The key to winter driving is preparation. It is not only cautious driving that prevents car accidents, but also a well-prepared driver. The first item that is key to have in your vehicle is an ice scraper. An ice scraper is perhaps one of the most important winter tools. It is important that all of your windows are clean and clear of ice or snow before driving. Too many car accidents are caused by limited visibility through the vehicle’s windows due to ice or snow. Good visibility equals good situational awareness, which is an important component of safe driving.

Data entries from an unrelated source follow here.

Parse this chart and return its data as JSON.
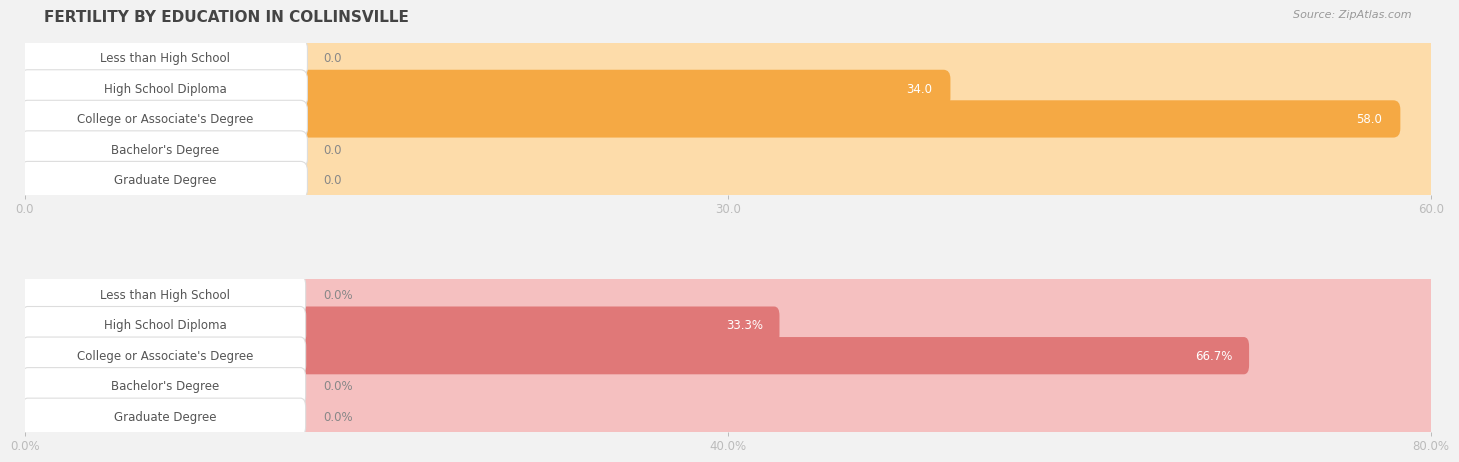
{
  "title": "FERTILITY BY EDUCATION IN COLLINSVILLE",
  "source": "Source: ZipAtlas.com",
  "top_chart": {
    "categories": [
      "Less than High School",
      "High School Diploma",
      "College or Associate's Degree",
      "Bachelor's Degree",
      "Graduate Degree"
    ],
    "values": [
      0.0,
      34.0,
      58.0,
      0.0,
      0.0
    ],
    "max_value": 60.0,
    "xticks": [
      0.0,
      30.0,
      60.0
    ],
    "xtick_labels": [
      "0.0",
      "30.0",
      "60.0"
    ],
    "bar_color": "#F5A944",
    "bar_bg_color": "#FDDCAA",
    "value_labels": [
      "0.0",
      "34.0",
      "58.0",
      "0.0",
      "0.0"
    ]
  },
  "bottom_chart": {
    "categories": [
      "Less than High School",
      "High School Diploma",
      "College or Associate's Degree",
      "Bachelor's Degree",
      "Graduate Degree"
    ],
    "values": [
      0.0,
      33.3,
      66.7,
      0.0,
      0.0
    ],
    "max_value": 80.0,
    "xticks": [
      0.0,
      40.0,
      80.0
    ],
    "xtick_labels": [
      "0.0%",
      "40.0%",
      "80.0%"
    ],
    "bar_color": "#E07878",
    "bar_bg_color": "#F5C0C0",
    "value_labels": [
      "0.0%",
      "33.3%",
      "66.7%",
      "0.0%",
      "0.0%"
    ]
  },
  "bg_color": "#F2F2F2",
  "row_bg_even": "#EEEEEE",
  "row_bg_odd": "#E6E6E6",
  "title_fontsize": 11,
  "label_fontsize": 8.5,
  "tick_fontsize": 8.5,
  "source_fontsize": 8
}
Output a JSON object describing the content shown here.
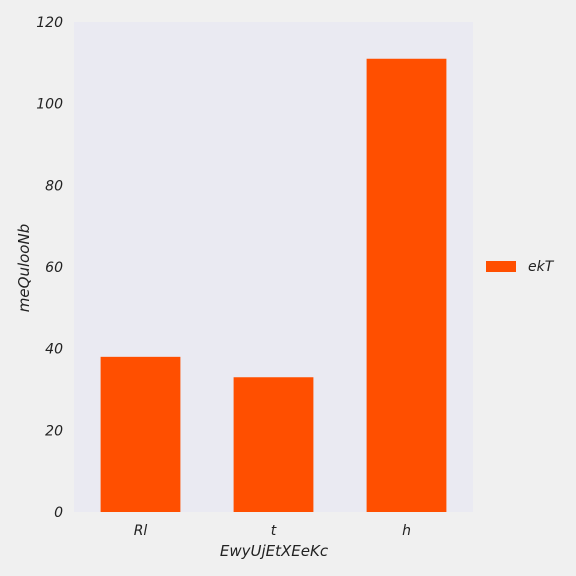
{
  "chart_data": {
    "type": "bar",
    "title": "",
    "xlabel": "EwyUjEtXEeKc",
    "ylabel": "meQulooNb",
    "categories": [
      "Rl",
      "t",
      "h"
    ],
    "series": [
      {
        "name": "ekT",
        "values": [
          38,
          33,
          111
        ],
        "color": "#ff4f00"
      }
    ],
    "ylim": [
      0,
      120
    ],
    "yticks": [
      0,
      20,
      40,
      60,
      80,
      100,
      120
    ],
    "grid": false,
    "legend": "right",
    "colors": {
      "plot_background": "#eaeaf2",
      "figure_background": "#f0f0f0"
    }
  }
}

Next, it is always wise to have a bag of cat litter or sand in your vehicle. Sand or cat litter is used in case of getting stuck somewhere due to lack of traction between your tires and the roadway. If you do get stuck with your wheels spinning (figuratively and literally), throw some sand or cat litter under your tire to gain traction and get out of the mess you are in.

Along similar lines, carry water in your car, especially if you take a road trip through areas of New Mexico that are more susceptible to icy and snowy roads. If you run off the road or get stranded for any period of time it is important to have water. You can survive a while without food, but water is a crucial element for life and your body cannot make it too long without it. It is not a bad idea to keep drinking water in your car all year round as well.

Preparation is key for a safe road trip. If you are properly prepared for the worse-case scenario you can make a good outcome out of a bad situation.

If you are traveling outside an area where you commonly drive (e.g. you live in Albuquerque, but traveling to Taos), it is crucial to know the road conditions and weather warnings for that area. Car and truck accidents are common due to people driving in areas that have unfamiliar roadway conditions. Weather extremes have become commonplace in the United States, and New Mexico is no exception. Unfortunately, it is extreme weather conditions that are often contributing factors to horrible car, truck, and motorcycle crashes. Death and serious injuries due to ice on roadways (often invisible while driving) is common every winter, but most times the tragedies are avoidable.

Here are some driving tips for winter weather driving. First, drive slowly and with caution. Any time of the year, but most importantly in the winter, you should drive at a speed that is safe and suitable for the weather and roadway conditions. Speeding kills on warm, sunny days, and the likelihood of occurrence only gets greater when weather is poor.

Next, understand that sudden acceleration and deceleration on icy roads is dangerous and can cause you to lose control of your vehicle. Momentum on icy roads is a good thing. Careful momentum can help you keep control of your vehicle. Safe distances from other vehicles on the road will help prevent the need for sudden braking. However, keep in mind, that vehicle spacing is not limited to the front of your vehicle, but in all directions. You need to ensure that you are a safe distance so you can stop in time, but also, that you are a safe distance from the vehicle behind you so they don’t hit you either. Remember, on icy or snowy roads, a vehicle’s stopping distance is extended exponentially.

Lastly, you may just want to avoid dangerous road conditions altogether. Easier said than done, I know. But, when the roads are iced over, maybe it’s best to wait until the sun comes out and melts the ice. I understand that this is not always feasible, but at least think about it before deciding to drive in icy conditions.